Cancer du poumon : l'ADN nous dit si une thérapie est utile

Cancer du poumon : l’ADN nous dit si une thérapie est utile

On parle du mésothéliome pleural, la tumeur de la membrane qui tapisse les poumons, celle provoquée par l’amiante. Un groupe italien a découvert des profils moléculaires qui prédisent la réponse au traitement. Sur la génétique naturelle

Comprenez à l’avance quels patients atteints de mésothéliome pleural bénéficieront de l’immunothérapie et évitez ainsi les thérapies et les souffrances inutiles. Une étude – développée par la Fondation NIBIT, coordonnée par Michele Maio et soutenue par la Fondation AIRC – a montré que des profils d’expression spécifiques de l’ADN tumoral sont associés à la réponse au traitement d’immunothérapie et à la survie. Un résultat qui nous permet de choisir les thérapies les plus adaptées et les plus prometteuses pour chaque patient.

L’étude

L’étude a analysé rétrospectivement 91 patients atteints de mésothéliome pleural traités par l’association de deux médicaments d’immunothérapie. Les chercheurs ont identifié quatre sous-types moléculaires, basés sur le type de mutation de l’ADN tumoral (appelée méthylation épigénétique), capables de prédire indépendamment à la fois la réponse au traitement et la survie globale des patients. Et de le faire avec plus de précision qu’il n’est possible aujourd’hui.
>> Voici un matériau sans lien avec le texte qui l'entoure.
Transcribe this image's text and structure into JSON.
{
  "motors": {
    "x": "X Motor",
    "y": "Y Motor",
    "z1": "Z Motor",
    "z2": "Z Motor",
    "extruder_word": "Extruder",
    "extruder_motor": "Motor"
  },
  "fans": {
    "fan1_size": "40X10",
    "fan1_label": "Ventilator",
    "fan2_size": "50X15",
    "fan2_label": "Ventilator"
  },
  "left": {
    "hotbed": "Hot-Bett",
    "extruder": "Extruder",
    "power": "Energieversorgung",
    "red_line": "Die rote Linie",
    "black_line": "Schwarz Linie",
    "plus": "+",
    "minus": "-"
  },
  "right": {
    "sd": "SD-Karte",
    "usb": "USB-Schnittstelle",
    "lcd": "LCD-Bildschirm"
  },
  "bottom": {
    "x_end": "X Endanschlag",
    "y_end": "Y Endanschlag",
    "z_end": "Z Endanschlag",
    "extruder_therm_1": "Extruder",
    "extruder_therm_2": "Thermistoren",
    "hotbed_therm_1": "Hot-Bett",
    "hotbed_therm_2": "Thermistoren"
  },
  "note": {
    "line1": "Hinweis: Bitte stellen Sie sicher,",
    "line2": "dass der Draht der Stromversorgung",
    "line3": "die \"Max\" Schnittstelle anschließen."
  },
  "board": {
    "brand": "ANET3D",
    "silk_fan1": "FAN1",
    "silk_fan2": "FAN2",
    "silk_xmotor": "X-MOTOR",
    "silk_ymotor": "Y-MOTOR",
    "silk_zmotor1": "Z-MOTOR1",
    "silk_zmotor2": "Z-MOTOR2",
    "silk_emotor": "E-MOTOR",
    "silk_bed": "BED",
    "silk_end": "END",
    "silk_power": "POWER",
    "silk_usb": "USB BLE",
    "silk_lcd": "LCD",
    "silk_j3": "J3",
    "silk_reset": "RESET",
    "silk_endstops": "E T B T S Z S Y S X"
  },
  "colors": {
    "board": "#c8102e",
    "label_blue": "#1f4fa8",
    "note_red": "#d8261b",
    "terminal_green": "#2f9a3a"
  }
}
Qu’est-ce que le mésothéliome pleural

Le mésothéliome pleural est une tumeur rare et très agressive qui provient de la plèvre tapissant la cavité thoracique. Elle est associée dans la majorité des cas à une exposition prolongée à l’amiante, héritage d’expositions professionnelles passées qui donne encore aujourd’hui lieu à de nouveaux diagnostics. «Ces dernières années, la combinaison de médicaments d’immunothérapie – inhibiteurs des points de contrôle immunitaires CTLA-4 et PD-1 – est devenue la norme de soins de première intention dans le mésothéliome pleural. Cependant, seule une partie des patients obtient un bénéfice clinique significatif à long terme. En fait, il manque des biomarqueurs prédictifs fiables pour guider les choix thérapeutiques de manière personnalisée », explique Michele Maio, professeur d’oncologie médicale à l’Université de Sienne et directeur du Centre d’immuno-oncologie (CIO) de l’hôpital universitaire de Sienne. Et c’est précisément pour répondre à cette lacune, encore fondamentale en clinique, que cette étude est née.

Qu’est-ce que la méthylation épigénétique

La méthylation est un mécanisme épigénétique (c’est-à-dire un mécanisme par lequel l’environnement, l’alimentation et le mode de vie activent ou désactivent les gènes) qui régule l’activation ou l’inactivation des gènes sans modifier leur séquence, influençant le comportement des cellules tumorales et leur interaction avec le système immunitaire. L’analyse a identifié quatre sous-types de tumeurs distincts, définis par des niveaux croissants de méthylation globale de l’ADN, et a mis en évidence que différents niveaux de méthylation influencent le microenvironnement tumoral.

A quoi sert l’étude ?

Les résultats indiquent que l’analyse de la méthylation de l’ADN pourrait entrer dans la pratique clinique pour la caractérisation moléculaire du mésothéliome pleural, permettant ainsi des pronostics plus précis. «Sur le plan thérapeutique, on émet l’hypothèse que les patients présentant des sous-types hautement méthylés pourraient bénéficier à l’avenir de stratégies combinées, qui incluent des médicaments hypométhylants pour modifier le microenvironnement tumoral et les cellules néoplasiques, les rendant plus sensibles à l’immunothérapie.